In fact, the yarn even has an intriguing back story. Sawyer used a yarn called Chadwicks 477. It’s no longer available — something about the recipe being lost in a fire — and people will pay over $100 for a card of it on eBay.

Sawyer said the secret to the Killer Bug’s success was the color this yarn turned when wet. I’ve never seen a real one made with Chadwick’s 477, but I’ve seen the modern substitute devised by my friend, Chris Stewart, a tenkara fishing enthusiast and fly seller who has really studied this bug, and the color change really is surprising. A bland tan when dry in the box, the Killer Bug turns a translucent tannish-pink in the water. To me, it looks like a little hunk of raw flesh, faintly gruesome — just the kind of thing fish like to eat.

Sawyer meant the killer bug to imitate the little freshwater shrimp that fattened the brown trout in the River Avon. In fact, the story has it that he really meant the fly to appeal to the river’s grayling, which as river keeper he was duty-bound to remove so they wouldn’t interfere with the paying guests’ trout fishing.

Sawyer’s grandson, Nick Sawyer, reports old Frank also thought his bug resembled a caddis pupa on its way to the surface.

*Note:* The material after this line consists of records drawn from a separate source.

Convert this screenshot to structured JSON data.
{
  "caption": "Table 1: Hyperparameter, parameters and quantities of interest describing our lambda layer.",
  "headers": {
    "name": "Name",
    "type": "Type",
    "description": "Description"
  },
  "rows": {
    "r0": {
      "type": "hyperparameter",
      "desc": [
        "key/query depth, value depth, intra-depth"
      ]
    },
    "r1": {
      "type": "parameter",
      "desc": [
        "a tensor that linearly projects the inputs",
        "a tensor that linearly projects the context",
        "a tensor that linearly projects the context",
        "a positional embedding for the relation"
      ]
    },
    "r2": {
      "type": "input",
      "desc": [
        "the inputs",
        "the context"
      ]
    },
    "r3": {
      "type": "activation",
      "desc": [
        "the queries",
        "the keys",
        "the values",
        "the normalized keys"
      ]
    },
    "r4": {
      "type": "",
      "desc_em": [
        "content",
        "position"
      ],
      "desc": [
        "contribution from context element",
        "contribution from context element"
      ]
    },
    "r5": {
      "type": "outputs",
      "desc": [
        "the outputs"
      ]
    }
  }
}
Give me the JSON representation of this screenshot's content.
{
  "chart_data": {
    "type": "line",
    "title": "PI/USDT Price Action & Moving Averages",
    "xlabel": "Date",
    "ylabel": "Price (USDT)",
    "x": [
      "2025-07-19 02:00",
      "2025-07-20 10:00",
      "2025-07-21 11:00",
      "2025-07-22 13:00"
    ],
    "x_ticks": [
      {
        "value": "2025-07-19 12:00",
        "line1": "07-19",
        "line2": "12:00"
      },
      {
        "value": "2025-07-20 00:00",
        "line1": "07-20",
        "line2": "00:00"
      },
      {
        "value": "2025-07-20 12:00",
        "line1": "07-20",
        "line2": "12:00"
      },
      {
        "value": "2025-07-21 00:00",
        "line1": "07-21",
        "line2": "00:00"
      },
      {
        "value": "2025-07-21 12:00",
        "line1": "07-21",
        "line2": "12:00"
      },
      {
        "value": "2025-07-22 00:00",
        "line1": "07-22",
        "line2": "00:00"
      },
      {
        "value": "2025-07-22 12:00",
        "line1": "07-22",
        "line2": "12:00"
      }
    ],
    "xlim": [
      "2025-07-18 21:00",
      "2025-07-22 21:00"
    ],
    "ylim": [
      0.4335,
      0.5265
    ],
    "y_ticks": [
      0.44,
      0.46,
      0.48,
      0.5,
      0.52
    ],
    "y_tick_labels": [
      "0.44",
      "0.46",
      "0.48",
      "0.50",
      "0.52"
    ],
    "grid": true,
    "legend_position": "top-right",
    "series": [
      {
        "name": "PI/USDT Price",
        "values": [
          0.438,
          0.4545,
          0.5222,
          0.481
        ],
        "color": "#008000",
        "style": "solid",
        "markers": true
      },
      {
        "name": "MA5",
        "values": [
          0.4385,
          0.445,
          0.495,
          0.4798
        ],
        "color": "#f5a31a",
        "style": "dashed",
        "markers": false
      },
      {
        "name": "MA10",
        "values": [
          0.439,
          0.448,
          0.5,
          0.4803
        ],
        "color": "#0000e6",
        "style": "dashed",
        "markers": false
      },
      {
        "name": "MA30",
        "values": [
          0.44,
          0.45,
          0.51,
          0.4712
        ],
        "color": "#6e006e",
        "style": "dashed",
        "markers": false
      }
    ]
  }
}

Whatever it’s supposed to look like, the Killer Bug works exceptionally well. If you’d like to try one, I heartily recommend you visit Stewart’s site, www.TenkaraBum.com, where he both sells them and gives instructions for making your own. Stewart uses them on his tenkara rod, but, of course, they work just fine on conventional fly rods, too.

And if you can’t bring yourself to fish with nothing more than yarn on a hook, consider Stewart’s Killer Kebari — a Killer Bug with a soft hackle of hen pheasant. It’s a great-looking wet fly that will put fish on your line. Whether you kill any is up to you.